In a recent broadside against the Occupy movement, Alexander Cockburn assailed, among other things, “the enormous arrogance which prompted the Occupiers to claim that they were indeed the most important radical surge in living memory. Where was the knowledge of, let alone the respect for, the past?”
Cockburn may be prone to rhetorical excess, but it is striking how little the Occupy movement has identified with any particular tradition of American radicalism. At the height of the southern Civil Rights Movement, it was common in New Left circles to refer to the Freedom Riders as “the new abolitionists,” the title of a much-read 1964 book by Howard Zinn. No such cries of historical continuity were audible from Zuccotti Park.
If there is one political movement that has claimed kinship with an American revolutionary tradition these past few years, it has been the Tea Party, with its tricorn hats and its fetish for the Founders. The American Revolution, or at least its orderly, legalistic reputation, is no doubt congenial to the Right and often held up as proof of Americans’ imperviousness to radical adventures. Whatever the historical facts, 1776 is remembered as a mere “political,” and not a social, revolt: the solemn replacement of an imperial constitution with a republican one.
But the United States indisputably has a radical, indeed violent, social revolution in its past, one that expropriated, without compensation, almost one quarter of the productive wealth in the country and by the same act liberated four million human beings from bondage. That, of course, was the Civil War and Emancipation. And its political agents were Abraham Lincoln and the Republican Party.

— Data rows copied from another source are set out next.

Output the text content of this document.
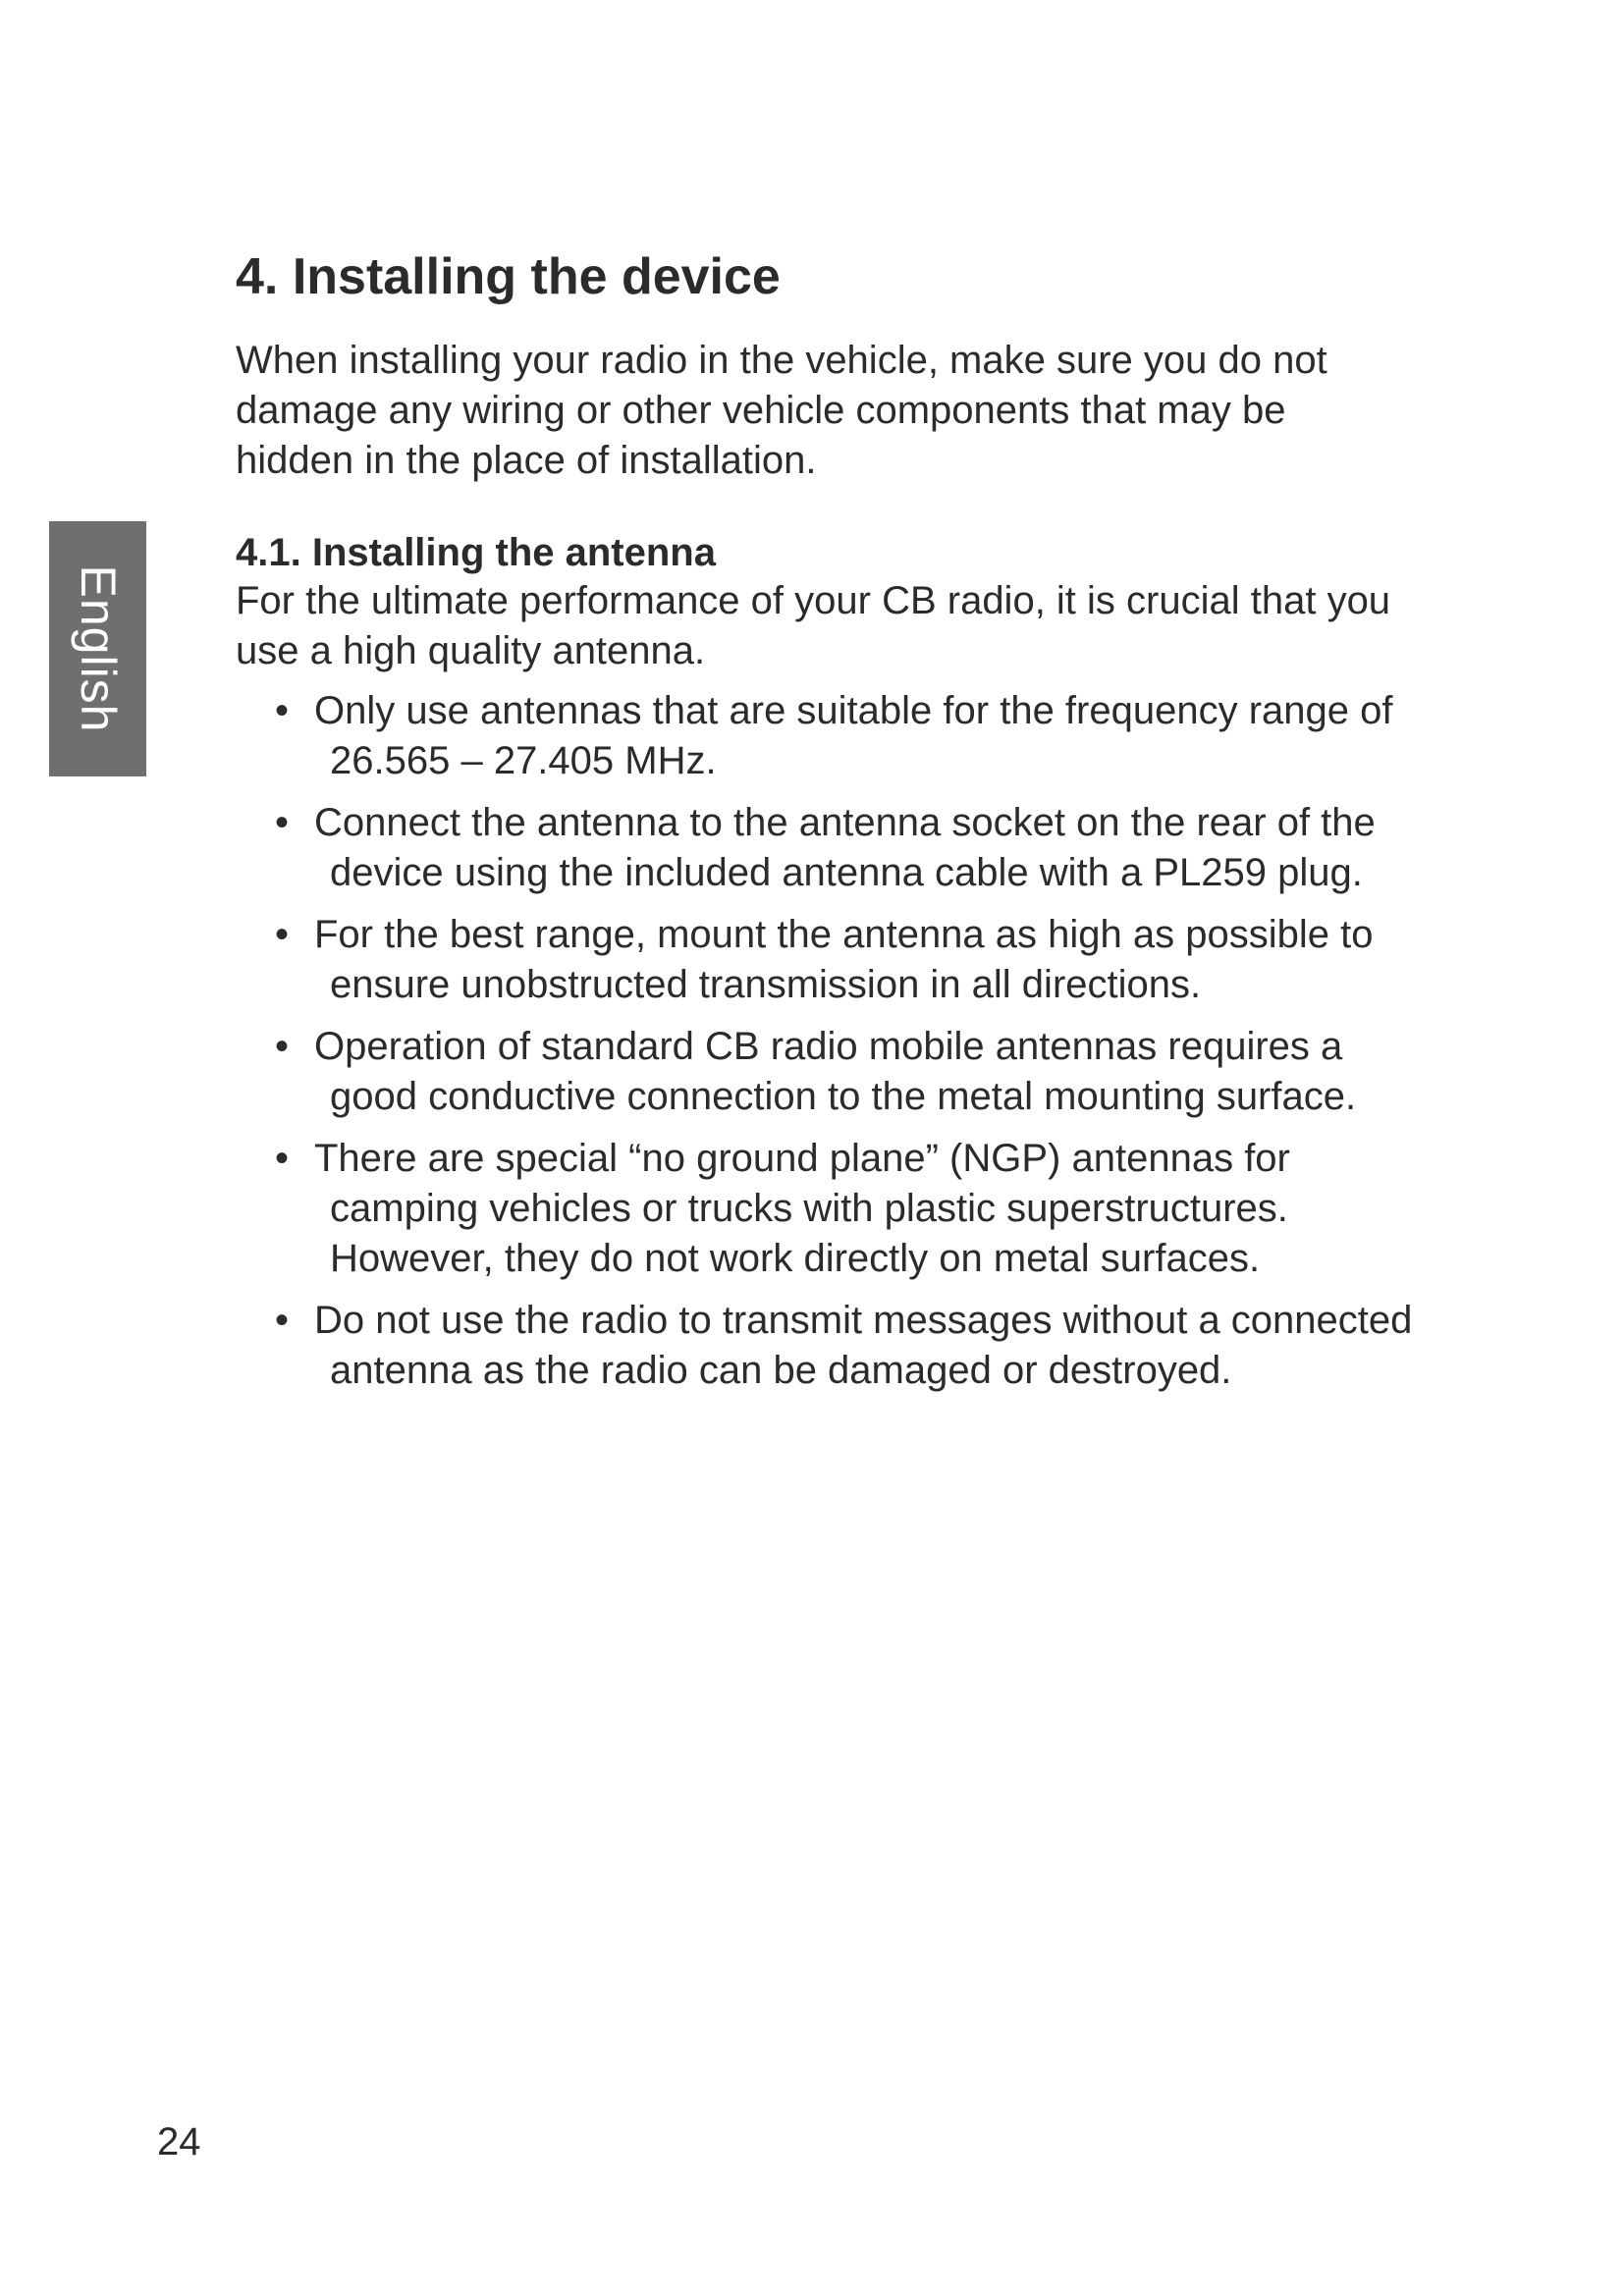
English
4. Installing the device

When installing your radio in the vehicle, make sure you do not damage any wiring or other vehicle components that may be hidden in the place of installation.

4.1. Installing the antenna

For the ultimate performance of your CB radio, it is crucial that you use a high quality antenna.

• Only use antennas that are suitable for the frequency range of 26.565 – 27.405 MHz.
• Connect the antenna to the antenna socket on the rear of the device using the included antenna cable with a PL259 plug.
• For the best range, mount the antenna as high as possible to ensure unobstructed transmission in all directions.
• Operation of standard CB radio mobile antennas requires a good conductive connection to the metal mounting surface.
• There are special “no ground plane” (NGP) antennas for camping vehicles or trucks with plastic superstructures. However, they do not work directly on metal surfaces.
• Do not use the radio to transmit messages without a connected antenna as the radio can be damaged or destroyed.
24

This last observation would have once been considered unremarkable. But as James Oakes recounts in these pages, it has been submerged in recent decades by a new historical orthodoxy that attempts to sever the link between the Republican program and emancipation, portraying the latter as an accidental byproduct of the former.
In response, Oakes demonstrates that Republicans took power in March 1861 with a comprehensive antislavery policy of which emancipation was both the actual and the intended outcome. However unplanned their specific course, the Republicans were revolutionaries.
That is why, to quote the words that Marx’s International addressed to Lincoln in 1864, the proletarian radicals of Europe “felt instinctively that the star-spangled banner carried the destiny of their class.” Robin Blackburn details this transatlantic affinity in his essay on Marx’s milieu during the Civil War era. Indeed, during the war, Radical Republicans in Congress were commonly cursed as “Jacobins,” and their unofficial leader, Thaddeus Stevens — soon to be buried in an interracial cemetery — was nominated by one British observer “the Robespierre, Danton, and Marat of America, all rolled into one.”
It is worth asking, then, why the American left has lately neglected this revolutionary inheritance.
In the American system, no political party can durably exist without the ability to win at least half the vote in a meaningful number of elections, yet almost by definition, no truly radical program can ever quickly gain such broad assent.
In the mid nineteenth century, a faction of abolitionists understood this dilemma. Figures such as Charles Sumner, Salmon P. Chase, Joshua Giddings, and John P. Hale, rejecting the heavily prefigurative and antipolitical style of activism practiced by William Lloyd Garrison and his followers, saw that a strategic approach to abolition was required, one in which the “cause of the slave” would be harnessed to a wider set of appeals.
At each stage of their project, from the Liberty Party to the Free Soil Party and finally the Republican Party, progressively broader coalitions were formed around an emerging ideology of free labor that merged antislavery principles with the economic interests of ordinary Northern whites.
The outer layers of these coalitions attracted voters and politicians who lacked the hard abolitionist principles of the militants, and in a racist society it was inevitable that many of the converts to Free Soil would vaunt theirs as the “true white man’s party.”
But the original nucleus of radicals — despite their own time-bound attitudes — lent the project an inner egalitarian spirit, visible in party campaigns for black suffrage and civil rights across the North. And when the moment of mass radicalization finally arrived in the wake of the Kansas-Nebraska Act, these abolitionists stood triumphantly at the heart of the networks that became the new Republican Party. “Our position is now rather enviable,” wrote Giddings in 1854. “We lead the hosts of freedom.”
Today on the radical left, there is a widespread allergy to political strategy as such. There is far more communion with the countercultural legacy of Garrison than with the political acumen of Frederick Douglass, who by 1852 had become secretary of the Free Soil Party, commenting that “what is morally right is not at all times politically possible.”
The Second American Revolution was tragically cut short, its unfinished work still visible on our streets and in our prisons. That’s all the more reason to embrace the legacy of its most far-sighted champions.